6
Liane leaned back against the wall, coughing to clear her throat. She was already hoarse, and the cloying odor of candle smoke turned her stomach. Across the circle, Tenoctris took up the litany in a low voice: "Phanoibikux petriade kratarnade..."
The blue plane of the portal hung in the air between them. They'd run through the spell three times, each speaking it individually to give the other a chance to get her voice back and chew her tongue to encourage the flow of saliva. Tenoctris was starting her fourth reading; then it would be Liane's turn again.
"Arthu lailam semisilam..."
They should have brought food or at least something to drink into the tomb with them before they opened the portal...but Tenoctris said haste was important, Garric was ready to go, and Liane had been in the most hurry of all in order finish the task and have Garric back safe.
If anything happened to Garric, it was Liane's fault for bringing him into this danger.
"Bachuch bachaxichuch menebaichuch..."
It had grown dark outside. They'd left the door of the tomb slightly ajar, but light no longer seeped past the edges to supplement the candle burning beside the coffin of Liane's mother. The portal was light but gave no light.
Liane and Tenoctris would remain here repeating the spell until Garric returned or they fainted from effort. If the sequence of words lapsed for more than a minute or two, the portal would close and trap Garric forever in the plane to which he'd gone because of Liane and Liane's father....
"Raracharara anaxarnaxa achara..."
The door of the tomb swung open.
Liane looked up, thinking it was a groundskeeper or one of the owners of the house. She was on her own property and there was gold in her girdle to ease matters if the City Patrols were called in. The spell had to be chanted!
"Belias belioas—"
The man who stepped into the tomb had empty eyes. Liane screamed and snatched up the bronze stylus she kept within the hinges of her writing tablet. The intruder caught her by the wrist.

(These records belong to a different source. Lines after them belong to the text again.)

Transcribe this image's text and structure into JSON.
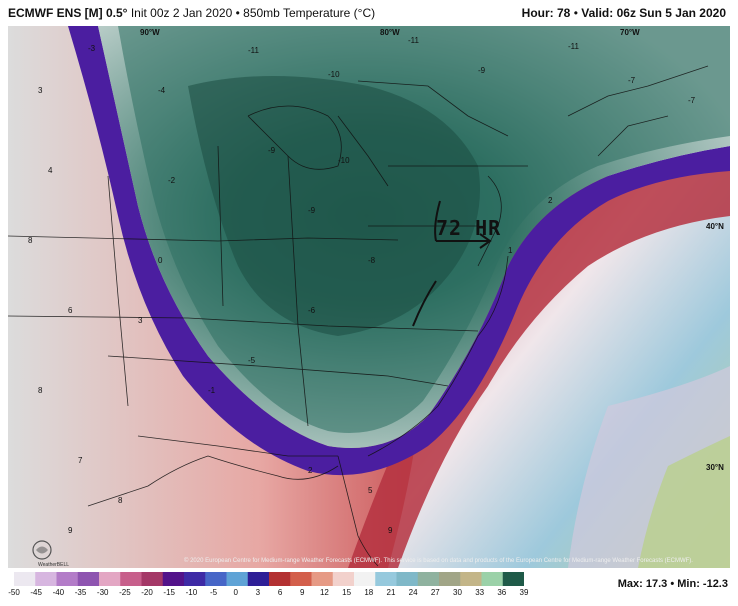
{
  "header": {
    "model": "ECMWF ENS [M] 0.5",
    "init": "Init 00z 2 Jan 2020",
    "field": "850mb Temperature (°C)",
    "hour_label": "Hour: 78",
    "valid_label": "Valid: 06z Sun 5 Jan 2020"
  },
  "annotation": {
    "text": "72 HR"
  },
  "longitude_labels": [
    "90°W",
    "80°W",
    "70°W"
  ],
  "latitude_labels": [
    "40°N",
    "30°N"
  ],
  "copyright": "© 2020 European Centre for Medium-range Weather Forecasts (ECMWF). This service is based on data and products of the European Centre for Medium-range Weather Forecasts (ECMWF).",
  "logo_text": "WeatherBELL",
  "colorbar": {
    "ticks": [
      "-50",
      "-45",
      "-40",
      "-35",
      "-30",
      "-25",
      "-20",
      "-15",
      "-10",
      "-5",
      "0",
      "3",
      "6",
      "9",
      "12",
      "15",
      "18",
      "21",
      "24",
      "27",
      "30",
      "33",
      "36",
      "39"
    ],
    "colors": [
      "#ece8f0",
      "#d7b6e0",
      "#b37cc8",
      "#8e54b0",
      "#e3a6c3",
      "#c75f8b",
      "#a43867",
      "#53138a",
      "#3e2aa5",
      "#4766c7",
      "#5fa3d6",
      "#2e1f97",
      "#b33132",
      "#d35f4b",
      "#e69a85",
      "#f2d1cc",
      "#f2f2f2",
      "#96c9dd",
      "#7fb8c8",
      "#8fb29f",
      "#a1a587",
      "#c3b588",
      "#9bd1a8",
      "#1f5a48"
    ]
  },
  "maxmin": "Max: 17.3 • Min: -12.3",
  "station_values": [
    {
      "v": "-3"
    },
    {
      "v": "-2"
    },
    {
      "v": "-4"
    },
    {
      "v": "-6"
    },
    {
      "v": "-9"
    },
    {
      "v": "-10"
    },
    {
      "v": "-11"
    },
    {
      "v": "-8"
    },
    {
      "v": "-7"
    },
    {
      "v": "-5"
    },
    {
      "v": "-1"
    },
    {
      "v": "0"
    },
    {
      "v": "1"
    },
    {
      "v": "2"
    },
    {
      "v": "3"
    },
    {
      "v": "4"
    },
    {
      "v": "5"
    },
    {
      "v": "6"
    },
    {
      "v": "7"
    },
    {
      "v": "8"
    },
    {
      "v": "9"
    }
  ]
}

Time stopped. There was no longer sequence, only a plane on which all things existed at once.
Liane sprawled over the intruder's shoulder. He was a heavy man, not so much wearing a sheet as merely wrapped in it. He struck Tenoctris, knocking her against a rack of coffins. The bottommost, the oldest, crumbled with the force of the impact.

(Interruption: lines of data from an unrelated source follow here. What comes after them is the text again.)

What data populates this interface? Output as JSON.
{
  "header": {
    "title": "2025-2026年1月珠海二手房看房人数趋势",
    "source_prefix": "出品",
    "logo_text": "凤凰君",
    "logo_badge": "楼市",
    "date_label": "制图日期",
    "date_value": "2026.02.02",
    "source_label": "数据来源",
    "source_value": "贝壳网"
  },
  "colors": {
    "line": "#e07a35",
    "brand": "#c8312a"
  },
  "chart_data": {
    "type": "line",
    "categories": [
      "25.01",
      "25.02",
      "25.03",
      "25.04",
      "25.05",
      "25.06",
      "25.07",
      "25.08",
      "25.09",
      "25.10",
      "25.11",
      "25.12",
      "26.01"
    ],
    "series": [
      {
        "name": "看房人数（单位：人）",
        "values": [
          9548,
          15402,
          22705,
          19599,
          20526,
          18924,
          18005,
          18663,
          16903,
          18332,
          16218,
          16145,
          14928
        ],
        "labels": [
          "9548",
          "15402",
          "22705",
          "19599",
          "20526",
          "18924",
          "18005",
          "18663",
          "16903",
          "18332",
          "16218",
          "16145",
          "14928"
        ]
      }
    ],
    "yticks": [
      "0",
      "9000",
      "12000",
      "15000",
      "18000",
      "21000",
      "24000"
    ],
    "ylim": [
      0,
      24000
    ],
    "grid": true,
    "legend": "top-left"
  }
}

The portal faded. The intruder walked around the blue glow, placing his feet with the weight and caution of a draft horse on ice. Tenoctris lay where she had fallen.
Mazzona's bronze casket weighed at least five hundred pounds, perhaps a thousand. The intruder lifted it with one arm and turned. The ends of the metal container crushed the wooden caskets it touched.
The intruder walked out into the night, carrying both Liane and the casket of her mother. A blue glare popped and rippled about him even as the portal vanished forever.